The narrator regrets thinking that he knew what would and wouldn’t work. As a consequence, “I fell so down and I hit the ground and it was so hard to get back up.” As the song ends, he realizes that he’s taken negative actions and sees the results. His reaction is to say, “This is a disaster, this wretched situation. I need to go forth and let the past die."
“Real Human Being”
“Real Human Being” starts out mixing the sound of rushing traffic and bass throb as if from a club. It begins to grow in volume, a rapid throbbing beat with a dancey quality to it touches the music as the saw-edged mid-volume synth comes in.
There’s a quality I like as the shifting, bouncing synths move along with the snarling growl of guitar. There’s also a high synth that sings into the music to contrast with the harder sounds under it while the beat drives on and energizes the track.
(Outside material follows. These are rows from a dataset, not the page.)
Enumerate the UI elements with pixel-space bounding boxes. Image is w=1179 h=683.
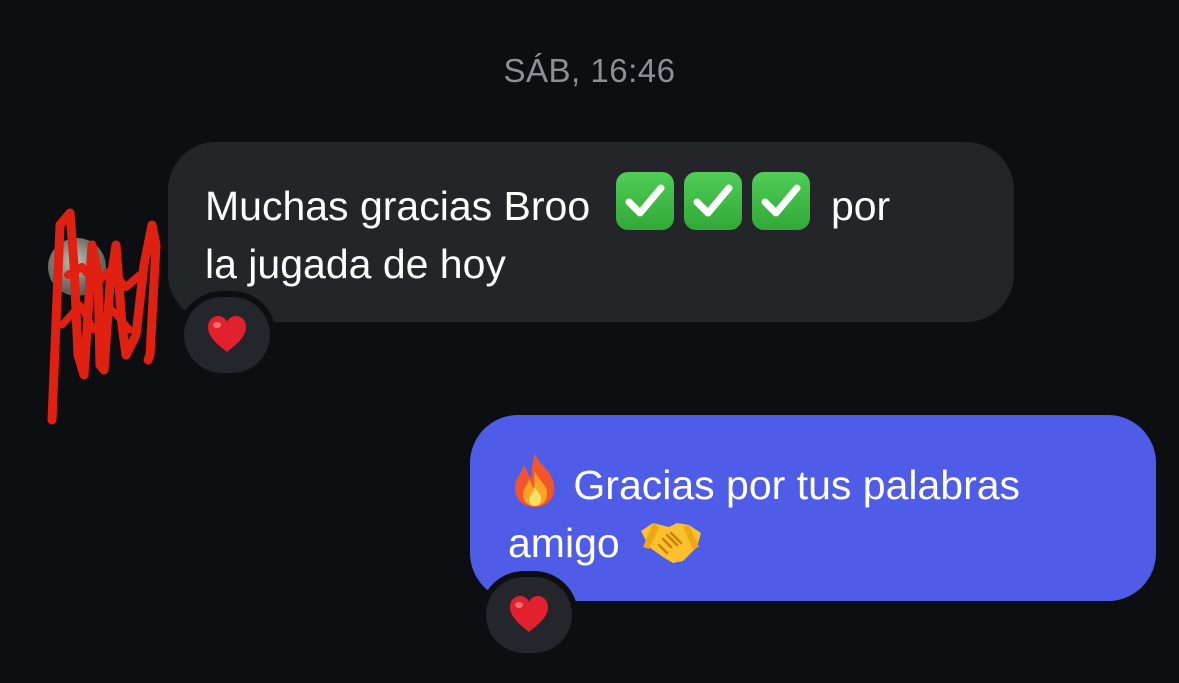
check-mark-emoji-icon <box>615 172 674 230</box>
outgoing-message-line-1: Gracias por tus palabras <box>508 451 1126 514</box>
check-mark-emoji-icon <box>683 172 742 230</box>
check-mark-emoji-icon <box>751 172 810 230</box>
red-heart-icon <box>510 596 548 632</box>
incoming-message-text-after: por <box>830 183 891 229</box>
red-heart-icon <box>208 316 246 352</box>
incoming-message-line-2: la jugada de hoy <box>205 241 506 287</box>
fire-emoji-icon <box>514 453 555 507</box>
incoming-message-text: Muchas gracias Broo <box>205 183 591 229</box>
incoming-message-line-1: Muchas gracias Broo por <box>205 172 978 235</box>
outgoing-message-bubble[interactable]: Gracias por tus palabras amigo <box>470 415 1156 601</box>
date-timestamp: SÁB, 16:46 <box>503 52 676 89</box>
incoming-heart-reaction[interactable] <box>184 297 270 373</box>
handshake-emoji-icon <box>641 523 702 563</box>
outgoing-message-text: Gracias por tus palabras <box>573 462 1021 508</box>
outgoing-message-text-2: amigo <box>508 520 620 566</box>
outgoing-message-line-2: amigo <box>508 514 1126 572</box>
outgoing-heart-reaction[interactable] <box>486 577 572 653</box>
incoming-message-bubble[interactable]: Muchas gracias Broo por la jugada de hoy <box>168 142 1014 322</box>
redaction-scribble <box>47 208 161 425</box>
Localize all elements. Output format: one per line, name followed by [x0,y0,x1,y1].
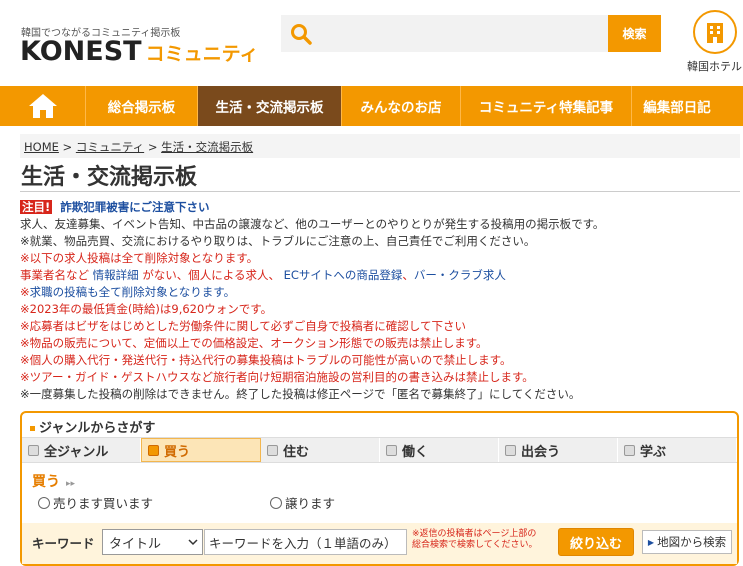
tab-work[interactable]: 働く [380,438,499,462]
notice-warning: 注目! 詐欺犯罪被害にご注意下さい [20,199,740,216]
keyword-label: キーワード [32,536,95,551]
notice-warning-link[interactable]: 詐欺犯罪被害にご注意下さい [60,200,209,214]
search-icon [291,24,312,45]
double-chevron-icon: ▸▸ [66,479,76,489]
nav-item-sogo[interactable]: 総合掲示板 [86,86,197,126]
notice-line: ※個人の購入代行・発送代行・持込代行の募集投稿はトラブルの可能性が高いので禁止し… [20,353,512,367]
search-bar: 検索 [281,15,661,52]
breadcrumb-home[interactable]: HOME [24,140,59,154]
chevron-down-icon [188,538,198,545]
notice-badge: 注目! [20,200,53,214]
tab-learn[interactable]: 学ぶ [618,438,737,462]
title-divider [20,191,740,192]
notice-link-ec[interactable]: ECサイトへの商品登録 [284,268,403,282]
map-search-button[interactable]: ▶ 地図から検索 [642,530,732,554]
breadcrumb-current[interactable]: 生活・交流掲示板 [161,140,253,154]
nav-home[interactable] [0,86,85,126]
genre-search-box: ジャンルからさがす 全ジャンル 買う 住む 働く 出会う 学ぶ 買う ▸▸ 売りま… [20,411,739,566]
main-nav: 総合掲示板 生活・交流掲示板 みんなのお店 コミュニティ特集記事 編集部日記 [0,86,743,126]
pencil-icon [624,444,635,456]
notice-line: ※ツアー・ガイド・ゲストハウスなど旅行者向け短期宿泊施設の営利目的の書き込みは禁… [20,370,534,384]
keyword-target-select[interactable]: タイトル [102,529,203,555]
notice-line: ※物品の販売について、定価以上での価格設定、オークション形態での販売は禁止します… [20,336,488,350]
notice-block: 注目! 詐欺犯罪被害にご注意下さい 求人、友達募集、イベント告知、中古品の譲渡など… [20,199,740,403]
notice-line: ※就業、物品売買、交流におけるやり取りは、トラブルにご注意の上、自己責任でご利用… [20,234,536,248]
radio-circle[interactable] [38,496,50,509]
keyword-input[interactable]: キーワードを入力（１単語のみ） [204,529,407,555]
notice-line: ※2023年の最低賃金(時給)は9,620ウォンです。 [20,302,273,316]
tab-meet[interactable]: 出会う [499,438,618,462]
keyword-bar: キーワード タイトル キーワードを入力（１単語のみ） ※返信の投稿者はページ上部… [22,523,737,564]
nav-item-tokushu[interactable]: コミュニティ特集記事 [461,86,631,126]
logo-main: KONEST [20,36,142,67]
play-icon: ▶ [647,537,655,547]
tab-buy[interactable]: 買う [141,438,261,462]
search-input[interactable] [321,19,601,48]
genre-tabs: 全ジャンル 買う 住む 働く 出会う 学ぶ [22,437,737,463]
notice-line: 事業者名など 情報詳細 がない、個人による求人、 ECサイトへの商品登録、バー・… [20,268,506,282]
nav-item-nikki[interactable]: 編集部日記 [632,86,722,126]
notice-link-bar[interactable]: バー・クラブ求人 [414,268,506,282]
logo-sub: コミュニティ [145,43,259,65]
notice-line: ※求職の投稿も全て削除対象となります。 [20,285,236,299]
keyword-note: ※返信の投稿者はページ上部の 総合検索で検索してください。 [412,529,538,550]
notice-link-detail[interactable]: 情報詳細 [93,268,139,282]
hotel-icon [692,10,737,54]
nav-item-omise[interactable]: みんなのお店 [342,86,460,126]
nav-item-seikatsu[interactable]: 生活・交流掲示板 [198,86,341,126]
genre-heading: ジャンルからさがす [30,417,155,436]
notice-line: ※応募者はビザをはじめとした労働条件に関して必ずご自身で投稿者に確認して下さい [20,319,466,333]
tab-live[interactable]: 住む [261,438,380,462]
notice-line: 求人、友達募集、イベント告知、中古品の譲渡など、他のユーザーとのやりとりが発生す… [20,217,605,231]
filter-button[interactable]: 絞り込む [558,528,634,556]
breadcrumb-community[interactable]: コミュニティ [76,140,144,154]
search-button[interactable]: 検索 [608,15,661,52]
list-icon [28,444,39,456]
breadcrumb: HOME > コミュニティ > 生活・交流掲示板 [24,140,254,154]
page-title: 生活・交流掲示板 [21,164,198,190]
person-icon [505,444,516,456]
site-logo[interactable]: KONEST コミュニティ [20,36,258,67]
radio-give[interactable]: 譲ります [270,493,335,512]
site-header: 韓国でつながるコミュニティ掲示板 KONEST コミュニティ 検索 韓国ホテル [0,0,743,86]
notice-line: ※以下の求人投稿は全て削除対象となります。 [20,251,259,265]
radio-sell-buy[interactable]: 売ります買います [38,493,153,512]
hotel-label: 韓国ホテル [687,60,742,73]
home-icon [28,94,57,118]
house-icon [267,444,278,456]
radio-circle[interactable] [270,496,282,509]
genre-subtitle: 買う ▸▸ [32,474,76,490]
notice-line: ※一度募集した投稿の削除はできません。終了した投稿は修正ページで「匿名で募集終了… [20,387,581,401]
tab-all[interactable]: 全ジャンル [22,438,141,462]
briefcase-icon [386,444,397,456]
hotel-link[interactable]: 韓国ホテル [686,10,743,74]
cart-icon [148,444,159,456]
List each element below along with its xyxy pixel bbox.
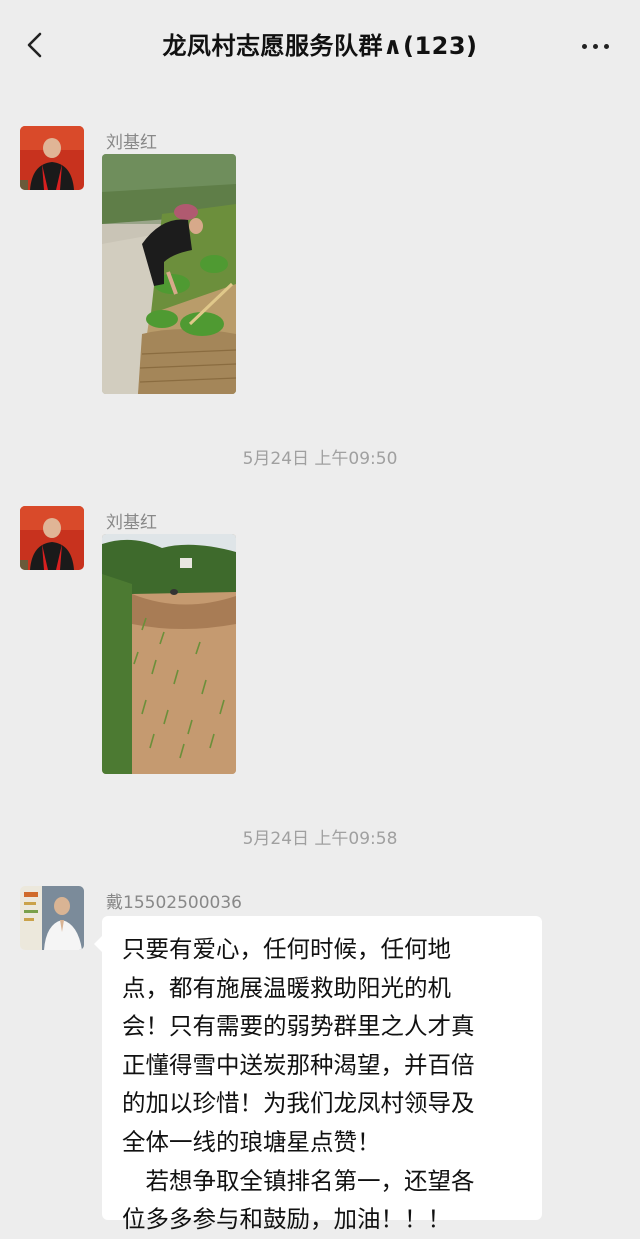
message-text-line: 位多多参与和鼓励，加油！！！ (122, 1205, 451, 1234)
sender-name: 戴15502500036 (106, 893, 242, 913)
message-text-line: 会！只有需要的弱势群里之人才真 (122, 1012, 475, 1041)
message-text-line: 点，都有施展温暖救助阳光的机 (122, 973, 451, 1002)
message-text-line: 全体一线的琅塘星点赞！ (122, 1127, 381, 1156)
chat-title: 龙凤村志愿服务队群∧(123) (162, 32, 478, 60)
timestamp: 5月24日 上午09:58 (242, 829, 398, 849)
sender-name: 刘基红 (106, 133, 157, 153)
message-text-line: 若想争取全镇排名第一，还望各 (122, 1166, 475, 1195)
photo-planting-1[interactable] (102, 154, 236, 394)
sender-name: 刘基红 (106, 513, 157, 533)
more-dots-icon[interactable] (578, 30, 614, 60)
message-text-line: 正懂得雪中送炭那种渴望，并百倍 (122, 1050, 475, 1079)
message-text-line: 的加以珍惜！为我们龙凤村领导及 (122, 1089, 475, 1118)
avatar-dai[interactable] (20, 886, 84, 950)
avatar-liujihong[interactable] (20, 126, 84, 190)
message-bubble[interactable]: 只要有爱心，任何时候，任何地 点，都有施展温暖救助阳光的机 会！只有需要的弱势群… (94, 916, 542, 1233)
avatar-liujihong[interactable] (20, 506, 84, 570)
chat-header: 龙凤村志愿服务队群∧(123) (0, 0, 640, 92)
timestamp: 5月24日 上午09:50 (242, 449, 398, 469)
message-text-line: 只要有爱心，任何时候，任何地 (122, 935, 451, 963)
photo-planting-2[interactable] (102, 534, 236, 774)
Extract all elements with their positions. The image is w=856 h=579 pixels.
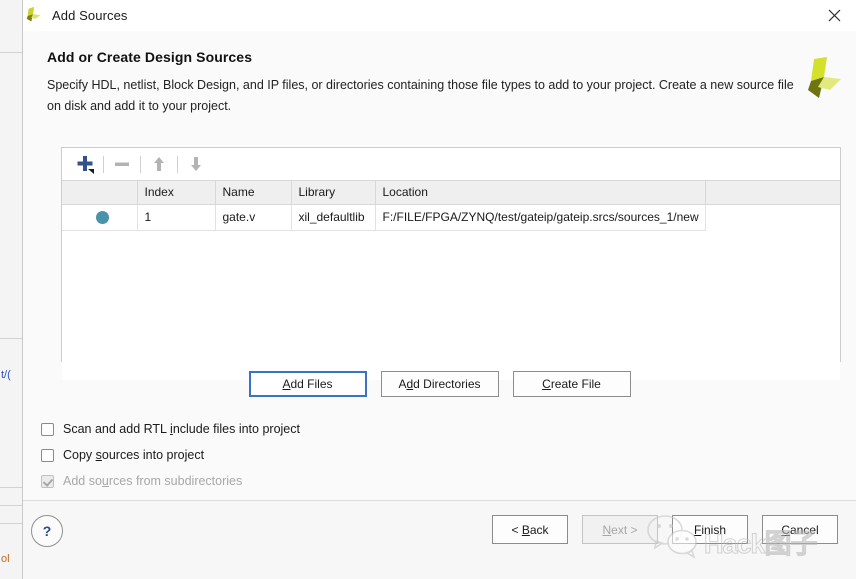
- cell-filler: [705, 204, 840, 230]
- checkbox-copy-sources[interactable]: [41, 448, 54, 462]
- background-divider: [0, 338, 22, 339]
- cell-location: F:/FILE/FPGA/ZYNQ/test/gateip/gateip.src…: [375, 204, 706, 231]
- arrow-down-icon: [181, 151, 211, 177]
- background-divider: [0, 52, 22, 53]
- create-file-mnemonic: C: [542, 377, 551, 391]
- option-copy-sources[interactable]: Copy sources into project: [41, 442, 300, 468]
- sources-table: Index Name Library Location 1 gate.v xil…: [62, 181, 840, 380]
- option-add-subdirectories: Add sources from subdirectories: [41, 468, 300, 494]
- column-header-library[interactable]: Library: [291, 181, 376, 205]
- back-button[interactable]: < Back: [492, 515, 568, 544]
- sources-table-toolbar: [62, 148, 840, 181]
- create-file-button[interactable]: Create File: [512, 371, 631, 397]
- add-directories-button[interactable]: Add Directories: [380, 371, 499, 397]
- option-add-subdirectories-label: Add sources from subdirectories: [63, 474, 243, 488]
- column-header-index[interactable]: Index: [137, 181, 216, 205]
- checkbox-scan-rtl-include[interactable]: [41, 422, 54, 436]
- column-header-location[interactable]: Location: [375, 181, 706, 205]
- dialog-titlebar: Add Sources: [23, 0, 856, 32]
- page-title: Add or Create Design Sources: [47, 49, 253, 65]
- table-row[interactable]: 1 gate.v xil_defaultlib F:/FILE/FPGA/ZYN…: [62, 204, 840, 231]
- sources-table-panel: Index Name Library Location 1 gate.v xil…: [61, 147, 841, 380]
- table-header-row: Index Name Library Location: [62, 181, 840, 205]
- xilinx-vivado-logo-icon: [808, 57, 841, 98]
- source-dot-icon: [62, 204, 138, 231]
- wizard-navigation-buttons: < Back Next > Finish Cancel: [492, 515, 838, 544]
- plus-icon[interactable]: [70, 151, 100, 177]
- close-icon[interactable]: [812, 0, 856, 31]
- dropdown-triangle-icon: [88, 169, 94, 174]
- add-files-button[interactable]: Add Files: [248, 371, 367, 397]
- arrow-up-icon: [144, 151, 174, 177]
- options-group: Scan and add RTL include files into proj…: [41, 416, 300, 494]
- background-divider: [0, 505, 22, 506]
- option-copy-sources-label: Copy sources into project: [63, 448, 205, 462]
- page-description: Specify HDL, netlist, Block Design, and …: [47, 78, 794, 113]
- background-text-fragment: ol: [1, 553, 10, 565]
- toolbar-separator: [177, 155, 178, 173]
- column-header-status[interactable]: [62, 181, 138, 205]
- add-sources-dialog: Add Sources Add or Create Design Sources…: [22, 0, 856, 579]
- toolbar-separator: [140, 155, 141, 173]
- cell-name: gate.v: [215, 204, 292, 231]
- option-scan-rtl-include[interactable]: Scan and add RTL include files into proj…: [41, 416, 300, 442]
- add-files-label: dd Files: [290, 377, 333, 391]
- background-text-fragment: t/(: [1, 369, 11, 381]
- column-header-name[interactable]: Name: [215, 181, 292, 205]
- minus-icon: [107, 151, 137, 177]
- background-divider: [0, 523, 22, 524]
- next-button: Next >: [582, 515, 658, 544]
- add-directories-label: d Directories: [413, 377, 481, 391]
- dialog-footer: ? < Back Next > Finish Cancel: [23, 500, 856, 579]
- source-action-buttons: Add Files Add Directories Create File: [23, 371, 856, 397]
- help-button[interactable]: ?: [31, 515, 63, 547]
- background-window-sliver: t/( ol: [0, 0, 23, 579]
- cell-index: 1: [137, 204, 216, 231]
- option-scan-rtl-include-label: Scan and add RTL include files into proj…: [63, 422, 300, 436]
- background-divider: [0, 487, 22, 488]
- cancel-button[interactable]: Cancel: [762, 515, 838, 544]
- finish-button[interactable]: Finish: [672, 515, 748, 544]
- column-header-filler: [705, 181, 840, 205]
- checkbox-add-subdirectories: [41, 474, 54, 488]
- create-file-label: reate File: [550, 377, 601, 391]
- cell-library: xil_defaultlib: [291, 204, 376, 231]
- toolbar-separator: [103, 155, 104, 173]
- dialog-content: Add or Create Design Sources Specify HDL…: [23, 31, 856, 500]
- dialog-title: Add Sources: [52, 8, 128, 23]
- vivado-logo-icon: [26, 6, 41, 21]
- table-empty-area: [62, 230, 840, 380]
We live in a world that seeks to manipulate every aspect of our lives and pushes us into continuous competition with one another. This song explores the problems we face as a result. The song begins simply, “We fight for attention, we try to get to the top. We grind and hustle, we try to look so good.” Our narrator rejects being “bound to the network.” Instead, he wants to ”disconnect and feel more complete.”
Our narrator asks, “What will it take for you to treat me as human being?” in the chorus and follows up by explaining that as it stands, “They push our buttons so we dance and sway. The world keeps spinning soon we're left behind.”
The result of not being treated like a human being is that “life is so fickle now. We're all so replaceable.” He points out that, “we love the cage that we live in. This was no paradise and I don't believe in it.”
The City by the Sea is an album that takes no prisoners. It is an incisive examination of our social media saturated, anomie-filled culture that is slowly robbing people of humanity. Kizunaut is not afraid to challenge in his music and I like that about it. He has a vision that he wants to articulate and does so in a way that makes for interesting listening.